Monday 11 January 2016

A FAN’S NOTES

David Bowie 1947-2016

If you’re going to be a fucking rock star, go be one. People don’t want to see the guy next door on stage; they want to see a being from another planet. – Lemmy

The first time I saw David Bowie perform was in 1974. He trod and writhed on the stage sometime during Talent Night at the F.C. Smith Auditorium, a venue my Montreal Jesuit high school shared with Loyola College. ‘Bowie,’ in Aladdin Sane make-up and his mother’s clothing, mimed ‘Suffragette City’ and ‘Cracked Actor’ in front of a full rock band, their amps turned off.

‘Bowie,’ whose given name was Pat, was a couple of years ahead of me; I didn’t know him but I did play football with two of his younger brothers, both of whom were tremendous running backs. Seems Pat’s hips were better suited for dancing. Somehow Pat met Sue, one of my stepsisters, and they began dating. (As it transpired, my older sister knew Pat’s older brother as they were in pre-med together and shared the same circle of friends.) Pat was relieved that there was at least some Bowie in our mixed and matched home, my copy of David Live.
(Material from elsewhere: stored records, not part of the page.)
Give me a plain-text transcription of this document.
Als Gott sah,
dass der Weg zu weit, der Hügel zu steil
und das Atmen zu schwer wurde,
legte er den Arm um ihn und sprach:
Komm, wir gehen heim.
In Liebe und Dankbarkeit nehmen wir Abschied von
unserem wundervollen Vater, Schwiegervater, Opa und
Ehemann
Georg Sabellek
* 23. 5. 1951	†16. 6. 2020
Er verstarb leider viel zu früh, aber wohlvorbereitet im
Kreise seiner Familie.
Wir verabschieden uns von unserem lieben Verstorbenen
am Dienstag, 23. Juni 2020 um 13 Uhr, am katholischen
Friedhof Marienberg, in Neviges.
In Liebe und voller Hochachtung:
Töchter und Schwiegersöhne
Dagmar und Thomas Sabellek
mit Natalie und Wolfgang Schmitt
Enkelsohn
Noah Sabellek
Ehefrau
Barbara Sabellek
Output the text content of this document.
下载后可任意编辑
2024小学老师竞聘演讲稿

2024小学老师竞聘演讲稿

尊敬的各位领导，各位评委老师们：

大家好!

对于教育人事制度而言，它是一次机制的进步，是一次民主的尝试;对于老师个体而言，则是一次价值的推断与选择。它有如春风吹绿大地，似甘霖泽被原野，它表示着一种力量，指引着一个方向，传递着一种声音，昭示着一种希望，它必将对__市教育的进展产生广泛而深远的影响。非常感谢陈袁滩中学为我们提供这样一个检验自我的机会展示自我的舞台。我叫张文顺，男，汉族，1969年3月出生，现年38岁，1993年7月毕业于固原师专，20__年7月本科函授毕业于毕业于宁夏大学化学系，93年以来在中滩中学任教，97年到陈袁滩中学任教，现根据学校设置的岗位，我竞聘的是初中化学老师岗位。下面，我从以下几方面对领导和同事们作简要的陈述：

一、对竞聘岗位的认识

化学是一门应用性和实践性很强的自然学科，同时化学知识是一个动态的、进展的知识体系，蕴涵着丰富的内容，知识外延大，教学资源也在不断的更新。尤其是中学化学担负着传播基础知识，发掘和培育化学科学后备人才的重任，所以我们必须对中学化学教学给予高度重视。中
It’s fun when an older, more worldly music nut takes one under his wing: Well, the Stones are great, but you need to buy Bowie’s earlier stuff. You don’t have any Mott the Hoople either, you need that. What’s with all this Rod Stewart solo shit? You don’t have any Faces?

My mother and her husband travelled frequently which meant my three stepsisters and I had the run of the downtown townhouse. Shockingly, the young people would throw parties. My stepfather had goofy beer steins, giant ones reading I BET YOU CAN’T. We’d pour six beers into them and then top them off with vodka. Glug glug. Pat and I would hold dance-offs; he’d do Bowie and I’d do Jagger, microphone floor lamps were damaged. Once the alcohol sweat had dried, chipping golf balls over the high backyard fence into four lanes of speeding Montreal traffic seemed like inspired genius.

I remember Pat and me hustling down to A&A Records to buy ‘Golden Years,’ the advance Station to Station single. We spun it on a turntable at maximum volume as soon as possible. We looked at each other: Disco? We played it ten times; tonight I wonder if Pat still has that 45 somewhere, a plain white envelope but a gold RCA label. The album proved to be a brittle, chilly masterpiece; there would be more to come.

Sure enough we were soon up all night preparing and planning ticket strategy for Bowie’s Station to Station Montreal Forum show. We were successful at a Ticketron outlet in Place Ville Marie that not many people seemed to know about. That 1976 concert was going to be the biggest night of my life since my Nana took me to see my first Montreal Canadiens game in 1968, and it was and I just about died when the coke-addled stick man with the slicked back orange hair segued ‘Diamond Dogs’ into the Stones’ ‘It’s Only Rock n’ Roll.’

The shock of this morning’s news was its suddenness. Bowie seemed to be in a late career, almost Dylanesque resurgence into relevance with 2013’s The Next Day and last Friday’s release of Blackstar and its two videos and a co-authored off-Broadway play based on ‘The Man Who Fell to Earth’ starring Michael C. Hall. I’d pretty much given up on him by 1987’s Never Let Me Down – sorry, I did. However it was a treat to see Bowie live for a fourth time after very many years on his Reality tour which was truncated by his suffering a heart attack. But that was almost 13 years ago!

I’ve never stopped listening to Bowie’s good old stuff, records with bizarre cover art that Pat introduced me to even if I could never quite make sense of the lyrics. Bowie was always about sound and vision, mixed media, affectations and performance, some semblance of some form of new and used art. I cannot grieve a shaman and a showman (Watch that man!) whom I never met but I can mourn the fantastic voyage of my teenage years and the fun I had aspiring to be a card-carrying member of the National People’s Gang. And, oh boy, isn’t it just like Bowie to make an exit as disconcertingly dramatic as his guest appearance on Bing Crosby’s 1977 ‘TVC15’ Christmas special.

I’m playing ‘Fascination’ from Young Americans now. Pat and Sue are still married.